Walter stieß mich an, als wir unsere Kellen sauber machten. »Ich glaube, du hast Besuch.« Er grinste.

Am Bauzaun stand Heike. In einer kurzen Hose und einer weißen Bluse.

Ziemlich unsicher ging ich auf sie zu. Wie sollte ich sie begrüßen? Mit einem einfachen »Hallo«? Oder mit einem Kuss?

Sie nahm mir die Entscheidung ab, indem sie mich umarmte und auf den Mund küsste. Ich spürte Walters Blick im Rücken.

»Na du?«, sagte sie munter. »Fertig mit der Arbeit?«

Ich sah mich um. Walter machte mir ein Zeichen, dass ich gehen konnte.

»Ja, gerade eben.«

»Fein, dann mal los. Im City läuft ein klasse Film.« Sie nahm meine Hand.

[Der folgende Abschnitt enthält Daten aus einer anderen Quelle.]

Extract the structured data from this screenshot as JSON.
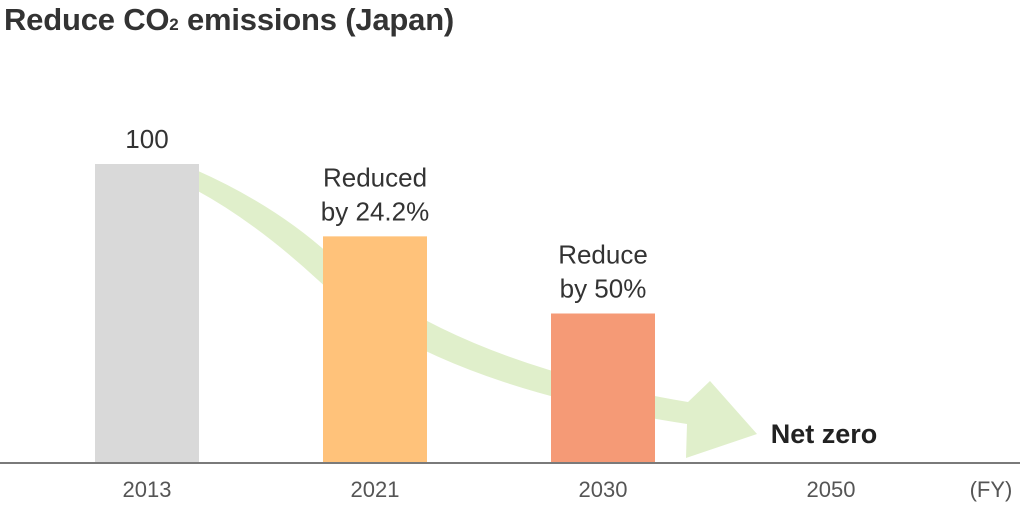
{
  "title": {
    "main": "Reduce CO",
    "subscript": "2",
    "rest": " emissions (Japan)"
  },
  "chart_data": {
    "type": "bar",
    "categories": [
      "2013",
      "2021",
      "2030",
      "2050"
    ],
    "values": [
      100,
      75.8,
      50,
      0
    ],
    "bar_labels": [
      "100",
      "Reduced\nby 24.2%",
      "Reduce\nby 50%",
      "Net zero"
    ],
    "x_unit_label": "(FY)",
    "ylim": [
      0,
      100
    ],
    "grid": false,
    "colors": [
      "#d9d9d9",
      "#ffc27a",
      "#f59a76",
      "#f59a76"
    ],
    "arrow_color": "#e0efcb",
    "baseline_color": "#7a7a7a"
  }
}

Ich wechselte im Bauwagen schnell die Kleider und ließ mich nur zu gern mitziehen. Das City war eines der Grenzkinos mit ermäßigtem Eintritt für Ostberliner. Dort liefen amerikanische Streifen, die in der DDR nicht gezeigt wurden, und europäische Filme waren im City viel früher zu sehen als bei uns. Vorab kamen immer die Nachrichten der Woche, aus westlicher Sicht, versteht sich.

Mein Stolz ließ es nicht zu, den Ostpreis zu zahlen; ich holte mein Westgeld aus der Tasche und kaufte zwei Karten. Wie der Film hieß und wovon er handelte, hatte ich schon am Abend, als ich über die Grenze ging, vergessen. In deutlicher Erinnerung dagegen blieb mir, dass Heikes Arm die ganze Zeit den meinen berührt hatte. Haut an Haut.

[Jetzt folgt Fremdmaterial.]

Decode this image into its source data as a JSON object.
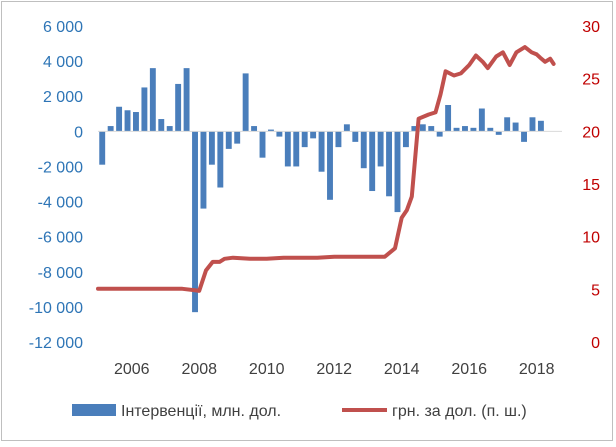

Heike gegenüber hatte ich keinerlei Gefühl des Fremdseins. Es war viel eher so, als würden wir uns seit Jahren kennen und wären uns ebenso lange vertraut. Sie holte mich öfter von der Arbeit ab, und dann aßen wir zusammen in der Stadt oder gingen mit Walter und der Clique in die Kneipe. Ost-West-Politik war kein Thema zwischen ihr und mir, stattdessen sprachen wir über Filme, Musik und unsere Zukunftspläne. Ich stellte fest, dass wir in vielem übereinstimmten.

Heike arbeitete als Stenotypistin in der Bestellabteilung eines großen Möbelhauses. Sie erzählte mir von der grässlichen Kollegin am Schreibtisch gegenüber und von ihrem Chef, der dauernd anzügliche Scherze machte. Wenn sie merkte, dass ihre Geschichten mich amüsierten, vergaß sie den Ärger und brach selbst in Lachen aus. Und wir überlegten uns Dutzende Arten, wie man es dem Abteilungsleiter heimzahlen könnte.

Paula hatte mittlerweile einen anderen an der Angel und dachte nicht mehr an mich. Wenn sie mit ihm unterwegs war, ging ich abends mit Heike nach Hause, die dann für uns beide kochte. Irgendwann kam die unvermeidliche Frage: »Wann nimmst du mich mal mit in den Osten?«

Bisher hatten wir uns immer im Westen getroffen, und mir fiel wieder ein, dass sie beim Kennenlernen gesagt hatte, sie sei noch nie in Ostberlin gewesen.